Publication year - 2013
Publication title -
anaesthesia
Language(s) - English
Resource type - Journals
SCImago Journal Rank - 1.839
H-Index - 117
eISSN - 1365-2044
pISSN - 0003-2409
DOI - 10.1111/anae.12312
Subject(s) - dexmedetomidine , premedication , medicine , ketamine , anesthesia , sedation , nasal administration , pharmacology
Summary We studied the effects of intranasal dexmedetomidine combined with oral ketamine for premedication in children.
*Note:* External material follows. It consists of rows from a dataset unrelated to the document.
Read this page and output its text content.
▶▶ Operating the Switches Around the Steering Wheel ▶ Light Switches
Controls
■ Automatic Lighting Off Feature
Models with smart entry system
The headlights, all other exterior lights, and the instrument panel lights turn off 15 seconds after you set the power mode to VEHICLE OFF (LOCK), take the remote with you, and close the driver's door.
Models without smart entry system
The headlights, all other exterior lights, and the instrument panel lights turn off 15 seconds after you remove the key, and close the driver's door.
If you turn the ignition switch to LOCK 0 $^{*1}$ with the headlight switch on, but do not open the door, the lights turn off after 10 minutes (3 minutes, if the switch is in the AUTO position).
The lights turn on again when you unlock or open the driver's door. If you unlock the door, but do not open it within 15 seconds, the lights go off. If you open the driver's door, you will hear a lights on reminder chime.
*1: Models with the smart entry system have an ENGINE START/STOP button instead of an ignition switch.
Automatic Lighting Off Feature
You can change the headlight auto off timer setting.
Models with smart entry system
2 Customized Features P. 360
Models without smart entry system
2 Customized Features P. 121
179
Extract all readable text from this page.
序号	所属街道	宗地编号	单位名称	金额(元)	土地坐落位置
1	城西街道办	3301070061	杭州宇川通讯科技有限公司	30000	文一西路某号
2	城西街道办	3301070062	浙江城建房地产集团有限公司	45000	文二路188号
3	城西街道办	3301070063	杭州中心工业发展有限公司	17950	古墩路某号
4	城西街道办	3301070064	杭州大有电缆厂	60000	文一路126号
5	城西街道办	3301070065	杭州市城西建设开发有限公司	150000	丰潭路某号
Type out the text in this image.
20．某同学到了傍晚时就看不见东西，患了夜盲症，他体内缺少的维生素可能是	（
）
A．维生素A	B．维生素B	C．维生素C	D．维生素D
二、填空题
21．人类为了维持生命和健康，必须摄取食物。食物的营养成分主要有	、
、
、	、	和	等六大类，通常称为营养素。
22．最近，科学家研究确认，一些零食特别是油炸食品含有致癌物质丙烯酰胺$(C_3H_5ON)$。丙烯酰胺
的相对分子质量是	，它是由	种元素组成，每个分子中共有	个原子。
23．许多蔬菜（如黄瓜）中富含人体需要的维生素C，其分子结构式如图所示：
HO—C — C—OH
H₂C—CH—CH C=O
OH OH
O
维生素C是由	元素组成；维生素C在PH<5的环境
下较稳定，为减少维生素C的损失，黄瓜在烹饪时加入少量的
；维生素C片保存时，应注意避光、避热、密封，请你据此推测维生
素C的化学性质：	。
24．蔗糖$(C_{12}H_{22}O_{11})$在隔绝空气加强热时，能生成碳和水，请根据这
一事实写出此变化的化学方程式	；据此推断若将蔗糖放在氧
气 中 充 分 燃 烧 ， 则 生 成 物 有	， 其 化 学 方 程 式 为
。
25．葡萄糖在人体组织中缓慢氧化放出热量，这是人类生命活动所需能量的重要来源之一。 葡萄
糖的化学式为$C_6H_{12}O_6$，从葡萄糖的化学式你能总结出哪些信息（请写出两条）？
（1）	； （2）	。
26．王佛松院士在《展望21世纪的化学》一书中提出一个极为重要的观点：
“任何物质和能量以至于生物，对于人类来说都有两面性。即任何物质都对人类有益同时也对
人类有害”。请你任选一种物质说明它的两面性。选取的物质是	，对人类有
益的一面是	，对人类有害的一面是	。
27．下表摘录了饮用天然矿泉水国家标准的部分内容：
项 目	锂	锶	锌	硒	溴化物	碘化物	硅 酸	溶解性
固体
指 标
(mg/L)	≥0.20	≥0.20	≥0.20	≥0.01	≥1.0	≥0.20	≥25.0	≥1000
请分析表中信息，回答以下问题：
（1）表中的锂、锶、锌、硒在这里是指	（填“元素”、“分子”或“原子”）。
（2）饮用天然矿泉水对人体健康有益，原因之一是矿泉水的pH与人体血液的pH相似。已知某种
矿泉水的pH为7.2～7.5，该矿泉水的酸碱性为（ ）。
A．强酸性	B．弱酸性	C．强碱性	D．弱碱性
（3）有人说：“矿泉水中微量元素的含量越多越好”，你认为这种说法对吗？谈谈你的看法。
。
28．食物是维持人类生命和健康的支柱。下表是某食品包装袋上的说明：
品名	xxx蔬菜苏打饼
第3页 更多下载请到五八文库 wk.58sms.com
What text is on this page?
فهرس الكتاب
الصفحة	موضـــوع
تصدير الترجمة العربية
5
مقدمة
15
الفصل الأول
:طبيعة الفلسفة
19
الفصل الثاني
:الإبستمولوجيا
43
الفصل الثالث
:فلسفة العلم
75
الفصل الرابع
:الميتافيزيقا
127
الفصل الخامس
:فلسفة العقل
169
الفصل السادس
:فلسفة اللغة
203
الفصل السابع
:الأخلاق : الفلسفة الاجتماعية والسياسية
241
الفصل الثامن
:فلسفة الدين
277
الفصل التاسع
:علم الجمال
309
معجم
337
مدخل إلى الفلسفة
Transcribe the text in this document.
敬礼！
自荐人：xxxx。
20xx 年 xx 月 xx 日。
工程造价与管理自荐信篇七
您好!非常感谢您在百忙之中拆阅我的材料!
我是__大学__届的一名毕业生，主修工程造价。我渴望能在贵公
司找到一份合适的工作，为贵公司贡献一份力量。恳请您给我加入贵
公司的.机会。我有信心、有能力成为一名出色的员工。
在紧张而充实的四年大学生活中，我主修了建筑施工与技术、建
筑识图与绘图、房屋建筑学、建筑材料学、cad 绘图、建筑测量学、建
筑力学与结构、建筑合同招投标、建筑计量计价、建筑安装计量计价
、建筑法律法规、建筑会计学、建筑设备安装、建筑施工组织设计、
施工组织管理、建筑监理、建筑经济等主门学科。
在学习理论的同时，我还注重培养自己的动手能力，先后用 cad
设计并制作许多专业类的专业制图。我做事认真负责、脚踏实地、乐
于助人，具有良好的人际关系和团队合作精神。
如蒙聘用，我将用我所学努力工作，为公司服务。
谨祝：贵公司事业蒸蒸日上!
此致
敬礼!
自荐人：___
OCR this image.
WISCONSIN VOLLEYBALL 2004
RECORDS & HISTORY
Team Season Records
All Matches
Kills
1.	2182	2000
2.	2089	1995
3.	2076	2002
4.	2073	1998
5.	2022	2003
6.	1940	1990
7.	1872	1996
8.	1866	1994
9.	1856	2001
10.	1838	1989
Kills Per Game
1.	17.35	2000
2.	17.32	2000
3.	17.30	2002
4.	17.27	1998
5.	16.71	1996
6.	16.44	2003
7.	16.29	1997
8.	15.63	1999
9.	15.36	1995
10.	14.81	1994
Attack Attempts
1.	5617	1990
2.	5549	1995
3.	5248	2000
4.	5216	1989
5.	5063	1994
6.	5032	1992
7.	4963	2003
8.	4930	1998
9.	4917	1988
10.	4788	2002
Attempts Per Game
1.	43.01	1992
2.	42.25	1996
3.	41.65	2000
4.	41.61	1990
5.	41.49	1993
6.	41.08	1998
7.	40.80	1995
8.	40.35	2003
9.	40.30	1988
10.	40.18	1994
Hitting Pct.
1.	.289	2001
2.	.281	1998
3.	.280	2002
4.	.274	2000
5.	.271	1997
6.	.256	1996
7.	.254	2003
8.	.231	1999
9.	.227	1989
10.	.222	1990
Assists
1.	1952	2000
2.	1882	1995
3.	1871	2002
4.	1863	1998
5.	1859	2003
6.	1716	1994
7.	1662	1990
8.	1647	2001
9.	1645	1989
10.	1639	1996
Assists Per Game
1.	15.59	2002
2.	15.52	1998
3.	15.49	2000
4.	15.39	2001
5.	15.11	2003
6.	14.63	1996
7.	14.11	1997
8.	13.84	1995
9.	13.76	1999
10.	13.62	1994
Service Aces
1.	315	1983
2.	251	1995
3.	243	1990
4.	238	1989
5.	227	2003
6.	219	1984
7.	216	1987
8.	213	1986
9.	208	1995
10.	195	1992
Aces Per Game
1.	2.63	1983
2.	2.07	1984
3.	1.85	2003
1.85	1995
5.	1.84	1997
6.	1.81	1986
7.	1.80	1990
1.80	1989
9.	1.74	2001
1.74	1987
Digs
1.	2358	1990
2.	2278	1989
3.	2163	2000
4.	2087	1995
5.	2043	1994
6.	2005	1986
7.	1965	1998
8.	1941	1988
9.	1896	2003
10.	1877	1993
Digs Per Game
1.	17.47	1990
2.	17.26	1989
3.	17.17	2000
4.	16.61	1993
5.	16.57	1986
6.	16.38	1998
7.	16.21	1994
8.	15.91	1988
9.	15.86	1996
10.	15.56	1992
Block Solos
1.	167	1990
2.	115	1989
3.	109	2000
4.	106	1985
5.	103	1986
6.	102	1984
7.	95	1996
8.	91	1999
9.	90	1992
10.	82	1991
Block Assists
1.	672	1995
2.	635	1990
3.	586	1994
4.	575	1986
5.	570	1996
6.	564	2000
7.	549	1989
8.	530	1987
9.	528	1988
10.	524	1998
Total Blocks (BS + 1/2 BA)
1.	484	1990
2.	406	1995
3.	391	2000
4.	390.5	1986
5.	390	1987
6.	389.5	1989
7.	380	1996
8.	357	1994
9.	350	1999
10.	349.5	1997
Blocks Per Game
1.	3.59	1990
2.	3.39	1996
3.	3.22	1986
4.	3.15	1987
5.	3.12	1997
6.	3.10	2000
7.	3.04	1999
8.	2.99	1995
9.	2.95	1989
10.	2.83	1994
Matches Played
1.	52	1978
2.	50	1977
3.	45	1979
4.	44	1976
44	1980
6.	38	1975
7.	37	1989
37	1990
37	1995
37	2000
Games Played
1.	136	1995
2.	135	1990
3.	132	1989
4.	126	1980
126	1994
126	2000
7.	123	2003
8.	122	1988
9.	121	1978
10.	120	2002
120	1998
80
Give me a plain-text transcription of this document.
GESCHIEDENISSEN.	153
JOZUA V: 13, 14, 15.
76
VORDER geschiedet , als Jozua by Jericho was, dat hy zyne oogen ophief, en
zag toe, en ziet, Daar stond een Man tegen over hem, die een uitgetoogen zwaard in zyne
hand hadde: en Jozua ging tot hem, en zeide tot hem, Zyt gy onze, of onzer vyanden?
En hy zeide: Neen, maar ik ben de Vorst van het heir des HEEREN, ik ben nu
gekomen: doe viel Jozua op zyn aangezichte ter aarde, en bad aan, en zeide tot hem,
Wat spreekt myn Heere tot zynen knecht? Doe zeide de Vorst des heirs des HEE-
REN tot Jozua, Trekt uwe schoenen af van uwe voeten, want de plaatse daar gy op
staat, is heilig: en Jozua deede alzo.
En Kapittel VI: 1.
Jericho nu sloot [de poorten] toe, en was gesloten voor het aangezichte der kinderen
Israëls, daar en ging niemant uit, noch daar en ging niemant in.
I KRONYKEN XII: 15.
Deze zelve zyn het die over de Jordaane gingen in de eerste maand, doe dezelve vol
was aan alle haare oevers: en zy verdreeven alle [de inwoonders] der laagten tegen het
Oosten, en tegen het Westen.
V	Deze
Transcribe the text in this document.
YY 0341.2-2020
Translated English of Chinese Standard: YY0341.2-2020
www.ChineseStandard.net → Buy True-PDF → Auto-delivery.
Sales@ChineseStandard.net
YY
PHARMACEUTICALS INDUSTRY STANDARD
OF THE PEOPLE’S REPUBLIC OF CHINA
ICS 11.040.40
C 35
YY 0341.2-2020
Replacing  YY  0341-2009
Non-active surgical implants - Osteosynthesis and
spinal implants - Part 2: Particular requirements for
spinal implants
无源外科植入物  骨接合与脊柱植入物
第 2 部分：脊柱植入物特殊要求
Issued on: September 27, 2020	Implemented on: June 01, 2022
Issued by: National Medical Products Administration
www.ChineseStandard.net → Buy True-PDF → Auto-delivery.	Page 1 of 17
One hundred and sixty children aged between 2 and 6 years were randomly allocated to one of four groups: 1 μg.kg −1 intranasal dexmedetomidine with 3 mg.kg −1 oral ketamine (Group 1); 1 μg.kg −1 intranasal dexmedetomidine with 5 mg.kg −1 oral ketamine (Group 2); 2 μg.kg −1 intranasal dexmedetomidine with 3 mg.kg −1 oral ketamine (Group 3); and 2 μg.kg −1 intranasal dexmedetomidine with 5 mg.kg −1 oral ketamine (Group 4). Sedation levels 10, 20 and 30 min after premedication were evaluated using a 5‐point sedation scale. A 4‐point emotional state score was used to evaluate patients when they were separated from their parents and their response to intravenous cannulation or facemask application. Approximately 90% of patients readily accepted premedication and onset times of acceptable sedation were similar in all four groups. Patients in Group 4 were significantly more sedated than those in Group 1 after 30 min (p = 0.036). A significantly higher proportion of patients in Group 3 (84%) and Group 4 (87%) accepted intravenous cannulation compared with those in Group 1 (40%) and Group 2 (54%) (p = 0.001). We conclude that the administration of 2 μg.kg −1 intranasal dexmedetomidine and 3 mg.kg −1 oral ketamine was the optimal combination, with children being easily separated from their parent, accepting intravenous cannulation and without causing excessive side‐effects or postoperative complications.